Non-QM RMBS issuance surged 97% to $20.9 billion in the third quarter of 2025, yet many investors still rely on legacy models designed for agency collateral. To bridge this gap, Arlington-based RiskSpan today launched Credit Model 7.1, a purpose-built analytics suite tailored specifically for non-qualified mortgage documentation.

RiskSpan Debuts NonQM Credit Model to Capture Surging Market

The new model addresses a critical friction point in structured finance: the disconnect between rapid market growth and outdated evaluation tools. While Fitch Ratings tracked an 800% growth in Non-QM portfolio issuance between 2020 and 2023, the industry has struggled with models that fail to account for the specific borrower behaviors tied to bank statements, debt-service coverage ratios, and full-documentation loans. Credit Model 7.1 shifts the paradigm by utilizing a transition-state framework trained on $87 billion in unpaid principal balance across 226,000 loans.

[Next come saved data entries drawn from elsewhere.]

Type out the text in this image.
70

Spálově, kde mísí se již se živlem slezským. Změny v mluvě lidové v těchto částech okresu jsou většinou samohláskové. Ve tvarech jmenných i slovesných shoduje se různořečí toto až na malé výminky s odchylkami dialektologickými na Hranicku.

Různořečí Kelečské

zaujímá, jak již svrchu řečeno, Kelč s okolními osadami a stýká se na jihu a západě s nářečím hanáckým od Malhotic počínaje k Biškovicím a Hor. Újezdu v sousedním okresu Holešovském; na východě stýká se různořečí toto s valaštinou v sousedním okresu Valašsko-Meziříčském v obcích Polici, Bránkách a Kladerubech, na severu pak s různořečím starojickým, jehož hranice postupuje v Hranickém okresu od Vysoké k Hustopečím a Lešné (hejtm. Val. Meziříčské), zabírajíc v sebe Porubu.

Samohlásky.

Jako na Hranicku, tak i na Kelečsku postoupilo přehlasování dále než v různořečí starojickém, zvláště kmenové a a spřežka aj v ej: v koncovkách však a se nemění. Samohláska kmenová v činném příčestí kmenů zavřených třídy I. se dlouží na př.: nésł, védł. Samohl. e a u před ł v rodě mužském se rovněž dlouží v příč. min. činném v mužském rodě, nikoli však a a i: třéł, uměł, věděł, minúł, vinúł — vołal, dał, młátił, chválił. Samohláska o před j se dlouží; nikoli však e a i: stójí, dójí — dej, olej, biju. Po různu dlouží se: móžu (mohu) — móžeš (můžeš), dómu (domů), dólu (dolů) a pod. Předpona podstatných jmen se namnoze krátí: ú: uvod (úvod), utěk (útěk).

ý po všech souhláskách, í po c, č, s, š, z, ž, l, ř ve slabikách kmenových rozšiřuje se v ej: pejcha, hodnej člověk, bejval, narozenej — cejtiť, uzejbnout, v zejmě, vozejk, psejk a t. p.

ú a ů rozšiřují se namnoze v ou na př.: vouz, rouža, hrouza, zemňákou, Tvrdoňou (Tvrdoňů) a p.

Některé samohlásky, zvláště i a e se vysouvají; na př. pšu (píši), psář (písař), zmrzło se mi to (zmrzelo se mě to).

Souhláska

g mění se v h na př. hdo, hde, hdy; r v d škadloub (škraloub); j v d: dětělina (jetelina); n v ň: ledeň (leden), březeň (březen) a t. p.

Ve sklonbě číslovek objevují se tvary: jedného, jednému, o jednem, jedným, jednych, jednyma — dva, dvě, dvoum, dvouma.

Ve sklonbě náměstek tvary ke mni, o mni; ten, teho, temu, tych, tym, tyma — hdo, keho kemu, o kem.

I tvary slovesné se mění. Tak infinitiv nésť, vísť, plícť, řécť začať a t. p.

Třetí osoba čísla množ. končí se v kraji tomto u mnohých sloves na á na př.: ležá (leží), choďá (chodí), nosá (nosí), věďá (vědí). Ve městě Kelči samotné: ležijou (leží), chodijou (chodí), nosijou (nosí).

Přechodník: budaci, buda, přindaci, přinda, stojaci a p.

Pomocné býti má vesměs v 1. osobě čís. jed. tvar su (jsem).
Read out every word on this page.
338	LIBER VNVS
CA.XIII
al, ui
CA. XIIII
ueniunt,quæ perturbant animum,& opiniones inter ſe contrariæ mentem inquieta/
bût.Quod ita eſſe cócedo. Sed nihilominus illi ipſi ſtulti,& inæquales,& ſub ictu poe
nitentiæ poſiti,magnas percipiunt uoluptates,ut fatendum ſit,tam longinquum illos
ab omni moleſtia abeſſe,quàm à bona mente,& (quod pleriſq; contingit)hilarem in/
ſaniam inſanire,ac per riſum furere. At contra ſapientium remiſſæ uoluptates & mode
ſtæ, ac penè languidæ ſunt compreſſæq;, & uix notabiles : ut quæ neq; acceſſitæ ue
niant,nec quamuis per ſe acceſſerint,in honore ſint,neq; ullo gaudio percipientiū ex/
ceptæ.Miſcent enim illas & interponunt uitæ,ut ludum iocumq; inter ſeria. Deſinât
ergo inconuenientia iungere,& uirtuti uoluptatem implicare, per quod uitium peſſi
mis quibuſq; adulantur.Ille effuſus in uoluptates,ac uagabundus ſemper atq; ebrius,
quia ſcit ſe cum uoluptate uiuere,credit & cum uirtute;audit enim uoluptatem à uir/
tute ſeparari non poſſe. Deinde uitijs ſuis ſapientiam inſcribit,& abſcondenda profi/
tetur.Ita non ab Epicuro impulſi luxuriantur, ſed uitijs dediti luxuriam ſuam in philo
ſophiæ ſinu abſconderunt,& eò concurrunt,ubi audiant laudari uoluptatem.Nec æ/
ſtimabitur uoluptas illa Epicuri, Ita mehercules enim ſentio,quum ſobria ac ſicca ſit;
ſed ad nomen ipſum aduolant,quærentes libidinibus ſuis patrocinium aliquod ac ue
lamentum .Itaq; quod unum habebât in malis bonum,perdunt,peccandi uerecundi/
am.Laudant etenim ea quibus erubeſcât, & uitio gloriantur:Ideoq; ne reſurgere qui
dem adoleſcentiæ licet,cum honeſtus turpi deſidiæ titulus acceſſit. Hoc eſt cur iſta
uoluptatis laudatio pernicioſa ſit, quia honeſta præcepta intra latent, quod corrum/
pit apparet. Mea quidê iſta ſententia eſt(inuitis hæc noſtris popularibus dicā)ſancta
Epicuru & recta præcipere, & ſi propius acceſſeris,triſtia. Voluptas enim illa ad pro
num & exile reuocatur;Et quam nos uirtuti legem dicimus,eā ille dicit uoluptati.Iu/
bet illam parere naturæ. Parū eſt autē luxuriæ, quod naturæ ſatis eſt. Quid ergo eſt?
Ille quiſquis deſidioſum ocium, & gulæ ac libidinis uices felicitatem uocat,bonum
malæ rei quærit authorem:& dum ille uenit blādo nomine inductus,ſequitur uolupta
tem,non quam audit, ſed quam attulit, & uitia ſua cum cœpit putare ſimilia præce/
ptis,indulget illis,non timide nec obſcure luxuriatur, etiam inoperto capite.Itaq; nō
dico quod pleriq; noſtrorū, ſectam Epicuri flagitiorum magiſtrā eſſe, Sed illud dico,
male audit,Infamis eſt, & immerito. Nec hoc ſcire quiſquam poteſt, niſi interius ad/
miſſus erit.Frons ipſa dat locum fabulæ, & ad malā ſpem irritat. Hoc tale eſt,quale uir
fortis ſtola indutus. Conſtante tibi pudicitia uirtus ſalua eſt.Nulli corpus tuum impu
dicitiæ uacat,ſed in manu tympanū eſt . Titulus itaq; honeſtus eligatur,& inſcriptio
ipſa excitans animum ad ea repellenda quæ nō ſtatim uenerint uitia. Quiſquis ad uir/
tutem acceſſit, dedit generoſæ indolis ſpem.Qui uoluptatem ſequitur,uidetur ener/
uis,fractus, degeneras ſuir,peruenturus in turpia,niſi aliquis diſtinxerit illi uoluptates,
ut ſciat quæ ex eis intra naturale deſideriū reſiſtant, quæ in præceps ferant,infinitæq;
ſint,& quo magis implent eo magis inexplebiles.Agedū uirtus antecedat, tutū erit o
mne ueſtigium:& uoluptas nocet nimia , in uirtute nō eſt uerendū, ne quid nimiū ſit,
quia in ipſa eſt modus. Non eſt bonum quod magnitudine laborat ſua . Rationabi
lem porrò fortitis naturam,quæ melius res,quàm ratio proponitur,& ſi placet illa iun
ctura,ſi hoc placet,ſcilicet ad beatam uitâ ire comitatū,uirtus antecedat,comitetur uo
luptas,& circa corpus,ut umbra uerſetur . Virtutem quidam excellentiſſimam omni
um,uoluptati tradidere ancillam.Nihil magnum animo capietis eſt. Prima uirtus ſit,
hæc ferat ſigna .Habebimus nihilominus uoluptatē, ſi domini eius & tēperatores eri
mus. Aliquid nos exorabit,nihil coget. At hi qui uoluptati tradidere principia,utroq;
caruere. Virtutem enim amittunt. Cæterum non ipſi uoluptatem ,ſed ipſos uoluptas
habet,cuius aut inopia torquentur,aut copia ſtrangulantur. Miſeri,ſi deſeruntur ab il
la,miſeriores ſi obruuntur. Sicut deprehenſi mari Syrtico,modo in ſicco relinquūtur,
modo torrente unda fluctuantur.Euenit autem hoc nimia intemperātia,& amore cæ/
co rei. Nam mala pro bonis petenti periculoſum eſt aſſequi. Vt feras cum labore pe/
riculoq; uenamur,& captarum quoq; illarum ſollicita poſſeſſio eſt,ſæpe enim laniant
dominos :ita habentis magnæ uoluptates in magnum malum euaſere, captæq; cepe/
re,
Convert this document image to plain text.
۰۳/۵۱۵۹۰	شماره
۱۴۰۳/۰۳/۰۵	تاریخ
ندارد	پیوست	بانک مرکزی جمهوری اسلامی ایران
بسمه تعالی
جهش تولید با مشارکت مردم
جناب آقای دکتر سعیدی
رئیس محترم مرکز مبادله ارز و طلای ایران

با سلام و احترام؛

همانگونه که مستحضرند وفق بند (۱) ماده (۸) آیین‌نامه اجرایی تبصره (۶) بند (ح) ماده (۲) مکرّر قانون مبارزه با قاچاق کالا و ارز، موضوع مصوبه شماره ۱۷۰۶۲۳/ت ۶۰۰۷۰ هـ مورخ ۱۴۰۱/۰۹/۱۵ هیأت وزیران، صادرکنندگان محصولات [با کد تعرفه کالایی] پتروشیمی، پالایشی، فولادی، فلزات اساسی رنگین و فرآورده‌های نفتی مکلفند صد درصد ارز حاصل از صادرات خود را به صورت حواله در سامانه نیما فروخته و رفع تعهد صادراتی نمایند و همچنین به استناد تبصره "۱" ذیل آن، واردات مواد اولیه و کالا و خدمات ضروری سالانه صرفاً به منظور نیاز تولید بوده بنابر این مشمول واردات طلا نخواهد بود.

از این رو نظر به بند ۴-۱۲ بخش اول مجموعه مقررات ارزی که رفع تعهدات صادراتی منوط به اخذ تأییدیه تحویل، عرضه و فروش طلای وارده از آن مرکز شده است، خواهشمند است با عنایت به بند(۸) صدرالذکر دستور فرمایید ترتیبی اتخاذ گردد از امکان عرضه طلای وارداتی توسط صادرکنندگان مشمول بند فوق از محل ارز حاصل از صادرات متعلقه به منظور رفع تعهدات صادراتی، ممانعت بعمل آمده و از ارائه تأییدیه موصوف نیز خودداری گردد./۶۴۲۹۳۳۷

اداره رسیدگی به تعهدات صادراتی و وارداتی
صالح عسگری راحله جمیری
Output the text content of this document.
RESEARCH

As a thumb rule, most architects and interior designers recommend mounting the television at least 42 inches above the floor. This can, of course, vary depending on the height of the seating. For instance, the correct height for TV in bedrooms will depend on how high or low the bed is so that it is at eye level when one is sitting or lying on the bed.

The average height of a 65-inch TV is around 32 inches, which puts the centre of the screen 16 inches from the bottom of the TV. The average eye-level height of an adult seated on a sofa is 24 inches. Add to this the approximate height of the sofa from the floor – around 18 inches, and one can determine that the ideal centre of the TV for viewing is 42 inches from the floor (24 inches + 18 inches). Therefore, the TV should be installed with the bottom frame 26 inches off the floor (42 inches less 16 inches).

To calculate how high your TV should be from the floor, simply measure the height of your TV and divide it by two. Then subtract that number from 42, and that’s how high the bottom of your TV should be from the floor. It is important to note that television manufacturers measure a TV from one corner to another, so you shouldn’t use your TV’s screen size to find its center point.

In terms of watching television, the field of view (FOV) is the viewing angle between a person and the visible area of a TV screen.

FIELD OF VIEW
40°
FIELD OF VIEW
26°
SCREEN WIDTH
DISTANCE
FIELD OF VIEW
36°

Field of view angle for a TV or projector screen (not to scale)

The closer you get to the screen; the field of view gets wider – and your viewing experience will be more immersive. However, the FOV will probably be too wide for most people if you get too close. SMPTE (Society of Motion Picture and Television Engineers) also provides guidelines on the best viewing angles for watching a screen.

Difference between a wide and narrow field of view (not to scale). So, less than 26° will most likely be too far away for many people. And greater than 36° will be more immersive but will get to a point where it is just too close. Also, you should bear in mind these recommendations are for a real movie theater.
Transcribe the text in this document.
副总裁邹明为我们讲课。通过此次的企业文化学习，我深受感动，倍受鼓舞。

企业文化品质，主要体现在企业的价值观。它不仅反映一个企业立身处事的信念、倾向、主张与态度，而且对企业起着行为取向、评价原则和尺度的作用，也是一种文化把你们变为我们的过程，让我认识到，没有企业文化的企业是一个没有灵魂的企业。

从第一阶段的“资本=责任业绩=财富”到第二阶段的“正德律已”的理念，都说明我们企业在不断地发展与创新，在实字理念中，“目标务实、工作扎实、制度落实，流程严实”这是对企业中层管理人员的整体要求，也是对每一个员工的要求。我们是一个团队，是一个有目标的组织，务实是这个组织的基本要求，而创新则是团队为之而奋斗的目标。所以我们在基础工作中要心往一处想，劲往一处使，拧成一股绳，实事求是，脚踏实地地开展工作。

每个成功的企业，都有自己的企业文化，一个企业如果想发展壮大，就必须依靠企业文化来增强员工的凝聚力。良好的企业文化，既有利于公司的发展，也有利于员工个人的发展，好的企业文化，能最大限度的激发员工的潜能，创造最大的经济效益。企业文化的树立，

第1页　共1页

RiskSpan’s platform integrates this credit model with its existing prepayment engine, offering a unified tape-to-cashflow workflow. By incorporating ten loan-level factors, such as mark-to-market LTV and DTI, alongside three macroeconomic drivers, the tool provides the granularity institutional investors currently lack. Divas Sanwal, Head of Modeling at RiskSpan, noted that generic frameworks often overlook the nuances of documentation types, necessitating a rebuild from the ground up to ensure transparency for risk teams and auditors. The release also features AI-powered tape cracking and API access for seamless workflow integration.